Photo by Eden, Janine and Jim via Wikimedia Commons CC BY-2.0
「エリック・クラプトン」氏が「Cream」期に使用した1964年製のGibson SG、通称”The Fool”は、2023年11月に開催された米国オークションで1,270,000ドル(約1.9億円)で落札されました。
オランダのアート集団「The Fool」によるサイケデリックなペイントをボディ全体に施されており、「サマー・オブ・ラブ」を象徴するデザインとしても知られています。
クラプトン氏はこのギターで”ウーマン・トーン”と呼ばれる独特の音色を生み出し、「Sunshine of Your Love」や「White Room」などの代表曲で使用され、「ジョージ・ハリソン」氏を経て「トッド・ラングレン」氏の手に渡り、時代を超えて受け継がれた歴史的な一本となっています。
この落札額はクラプトン氏を象徴するギターとしてだけでなく、サイケデリック期のロック文化を体現する芸術作品としての価値をも示しました。
「ロリー・ギャラガー」氏が生涯にわたりメインギターとして愛用した1961年製Fender Stratocasterは、2024年10月にロンドンのBonhamsオークションで889,400ポンド(約1.8億円)で落札されました。
「ボブ・ディラン」氏が1965年の「Newport Folk Festival」で使用した1964年製Fender Stratocasterは、2013年にChristie’sのオークションで965,000ドル(約1.5億円)で落札されました。
「エリック・クラプトン」氏が1970年代から1985年にかけて愛用した1956-57年製Fender Stratocaster “Blackie”は、2004年のニューヨーク Christie’s オークションにて959,500ドル(約1.5億円)で落札されました。
「ジェリー・ガルシア」氏が1970年代に愛用した1979年製 “Tiger” は、2015年のオークションで957,500ドル(約1.5億円)で落札されました。
「ジョニー・ラモーン」氏が愛用した1965年製 Mosrite Ventures IIは、2017年にオークションで937,500ドル(約1.4億円)で落札されました。
「エリック・クラプトン」氏が「Cream」期からソロ初期にかけて使用した1964年製Gibson ES-335は、2004年にChristie’sのオークションで847,500ドル(約1.3億円)で落札されました。

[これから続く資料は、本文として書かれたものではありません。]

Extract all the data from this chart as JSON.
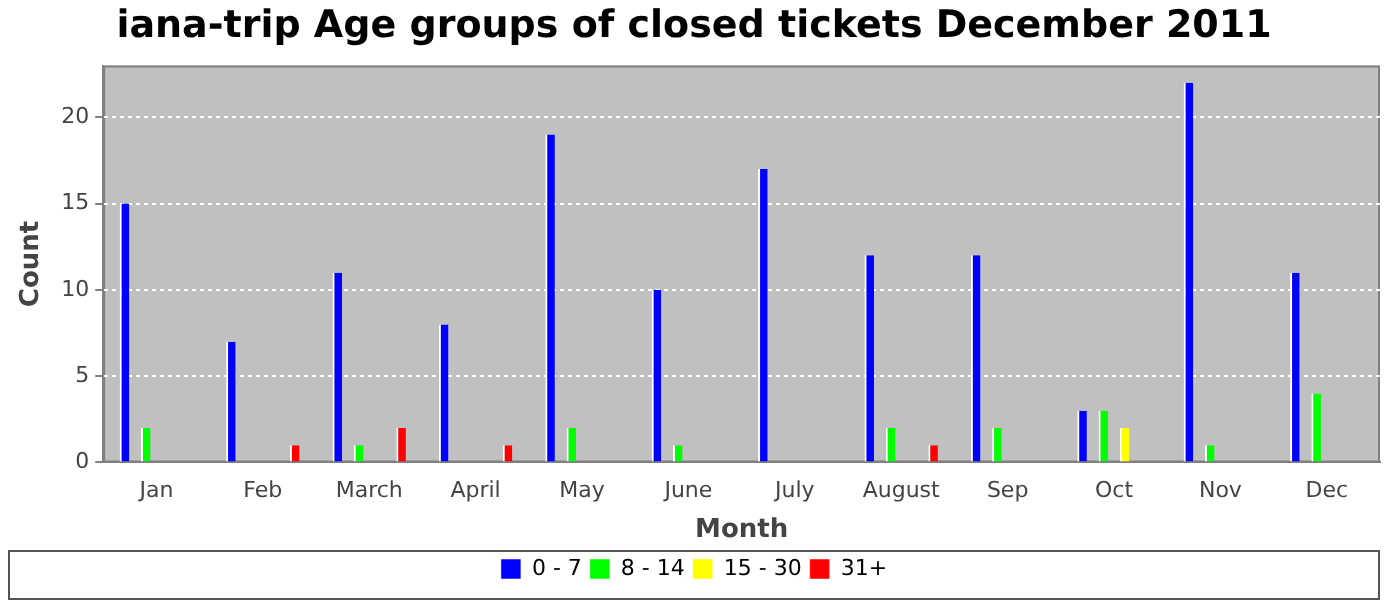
{
  "chart_data": {
    "type": "bar",
    "title": "iana-trip Age groups of closed tickets December 2011",
    "xlabel": "Month",
    "ylabel": "Count",
    "categories": [
      "Jan",
      "Feb",
      "March",
      "April",
      "May",
      "June",
      "July",
      "August",
      "Sep",
      "Oct",
      "Nov",
      "Dec"
    ],
    "series": [
      {
        "name": "0 - 7",
        "color": "#0000ff",
        "values": [
          15,
          7,
          11,
          8,
          19,
          10,
          17,
          12,
          12,
          3,
          22,
          11
        ]
      },
      {
        "name": "8 - 14",
        "color": "#00ff00",
        "values": [
          2,
          null,
          1,
          null,
          2,
          1,
          null,
          2,
          2,
          3,
          1,
          4
        ]
      },
      {
        "name": "15 - 30",
        "color": "#ffff00",
        "values": [
          null,
          null,
          null,
          null,
          null,
          null,
          null,
          null,
          null,
          2,
          null,
          null
        ]
      },
      {
        "name": "31+",
        "color": "#ff0000",
        "values": [
          null,
          1,
          2,
          1,
          null,
          null,
          null,
          1,
          null,
          null,
          null,
          null
        ]
      }
    ],
    "ylim": [
      0,
      23
    ],
    "yticks": [
      0,
      5,
      10,
      15,
      20
    ],
    "grid": "y",
    "legend": "bottom"
  }
}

「スティーヴィー・レイ・ヴォーン」氏が1970年代後半から晩年まで愛用したFender Stratocaster “Lenny”は、2004年にChristie’sのオークションで623,500ドル(約9,400万円)で落札されました。
「プリンス」氏が1990年代初期に使用した”Blue Angel”ことCloud 2は、2020年にヘリテージ・オークションズで563,500ドル(約8,500万円)で落札されました。
「ジ・エッジ」氏が「U2」初期から愛用した1976年製Gibson Explorerは、2023年にオークションで437,500ドル(約6,600万円)で落札されました。
「エディ・ヴァン・ヘイレン」氏が1980年代後半のライブで使用したCustom Kramerギターは、2023年にオークションで231,250ドル(約3,500万円)で落札されました。